Quella della Pisana non è più la devota e rassegnata speranza di fra' Cristoforo in un disegno imperscrutabile di giustizia celeste, ma fiducia nelle proprie forze. L'azione volta al bene degli altri per Nievo è tutto, è lo scopo della vita. In molte occasioni l'intervento della Pisana sarà provvidenziale per le sorti di Carlo, ma sarà sempre la sua sola volontà a muoverla. La provvidenza divina ha ceduto il passo alla coscienza umana, ed è su di essa che si fonda l'Eterna Giustizia sempre invocata dai personaggi del romanzo.

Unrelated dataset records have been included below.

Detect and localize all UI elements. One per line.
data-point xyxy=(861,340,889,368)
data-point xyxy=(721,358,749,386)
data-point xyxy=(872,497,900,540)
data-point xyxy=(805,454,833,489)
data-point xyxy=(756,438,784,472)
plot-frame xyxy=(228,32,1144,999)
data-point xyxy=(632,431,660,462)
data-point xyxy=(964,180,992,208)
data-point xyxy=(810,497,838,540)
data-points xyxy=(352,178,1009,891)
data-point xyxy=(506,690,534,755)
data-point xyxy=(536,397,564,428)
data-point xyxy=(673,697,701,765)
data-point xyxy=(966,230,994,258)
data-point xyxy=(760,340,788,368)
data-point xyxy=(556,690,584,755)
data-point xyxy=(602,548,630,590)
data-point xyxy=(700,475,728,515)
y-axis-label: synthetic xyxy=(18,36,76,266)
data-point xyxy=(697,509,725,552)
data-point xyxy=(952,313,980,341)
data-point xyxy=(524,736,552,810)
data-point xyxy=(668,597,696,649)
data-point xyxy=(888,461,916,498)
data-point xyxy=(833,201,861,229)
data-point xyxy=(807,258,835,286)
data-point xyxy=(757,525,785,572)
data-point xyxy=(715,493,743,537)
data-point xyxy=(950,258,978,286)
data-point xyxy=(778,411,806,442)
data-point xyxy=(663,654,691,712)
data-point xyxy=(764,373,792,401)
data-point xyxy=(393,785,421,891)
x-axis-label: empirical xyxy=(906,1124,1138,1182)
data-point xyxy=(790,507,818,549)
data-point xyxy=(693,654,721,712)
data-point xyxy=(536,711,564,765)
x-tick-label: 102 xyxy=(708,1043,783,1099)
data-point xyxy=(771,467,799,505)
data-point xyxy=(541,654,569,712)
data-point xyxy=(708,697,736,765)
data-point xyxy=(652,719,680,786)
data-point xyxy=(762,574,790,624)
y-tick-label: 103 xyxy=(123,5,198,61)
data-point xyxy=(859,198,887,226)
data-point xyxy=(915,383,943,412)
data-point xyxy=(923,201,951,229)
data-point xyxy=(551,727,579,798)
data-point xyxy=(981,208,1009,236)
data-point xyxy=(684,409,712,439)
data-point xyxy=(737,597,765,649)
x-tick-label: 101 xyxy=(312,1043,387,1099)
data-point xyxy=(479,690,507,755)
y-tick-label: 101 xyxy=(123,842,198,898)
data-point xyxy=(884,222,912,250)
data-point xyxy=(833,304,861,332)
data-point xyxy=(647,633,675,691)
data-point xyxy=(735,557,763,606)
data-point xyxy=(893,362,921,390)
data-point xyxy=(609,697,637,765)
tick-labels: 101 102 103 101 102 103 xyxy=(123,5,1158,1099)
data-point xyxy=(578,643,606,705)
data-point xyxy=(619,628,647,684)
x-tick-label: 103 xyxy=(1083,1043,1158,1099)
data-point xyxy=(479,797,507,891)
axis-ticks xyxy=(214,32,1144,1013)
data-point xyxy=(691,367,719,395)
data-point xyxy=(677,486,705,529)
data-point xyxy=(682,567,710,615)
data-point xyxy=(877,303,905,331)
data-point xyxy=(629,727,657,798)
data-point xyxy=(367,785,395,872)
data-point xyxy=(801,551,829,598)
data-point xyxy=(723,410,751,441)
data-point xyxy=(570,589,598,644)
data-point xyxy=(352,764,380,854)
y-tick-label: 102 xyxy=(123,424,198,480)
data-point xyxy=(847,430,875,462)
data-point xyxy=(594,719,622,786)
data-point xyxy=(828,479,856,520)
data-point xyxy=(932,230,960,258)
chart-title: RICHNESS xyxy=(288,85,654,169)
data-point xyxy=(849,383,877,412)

Ippolito non risparmia i colpi bassi e si avventa anche sulla bigotta pruderie del suo avversario, gli fa il verso, e così, la severa condanna del cedere alla lussuria che Manzoni aveva sapientemente sintetizzato nella celebre frase la sventurata rispose, nelle ironiche Confessioni di Carlo diventa scherzo: Cosa volete? Non tento né scusarmi, né nascondere. Peccai.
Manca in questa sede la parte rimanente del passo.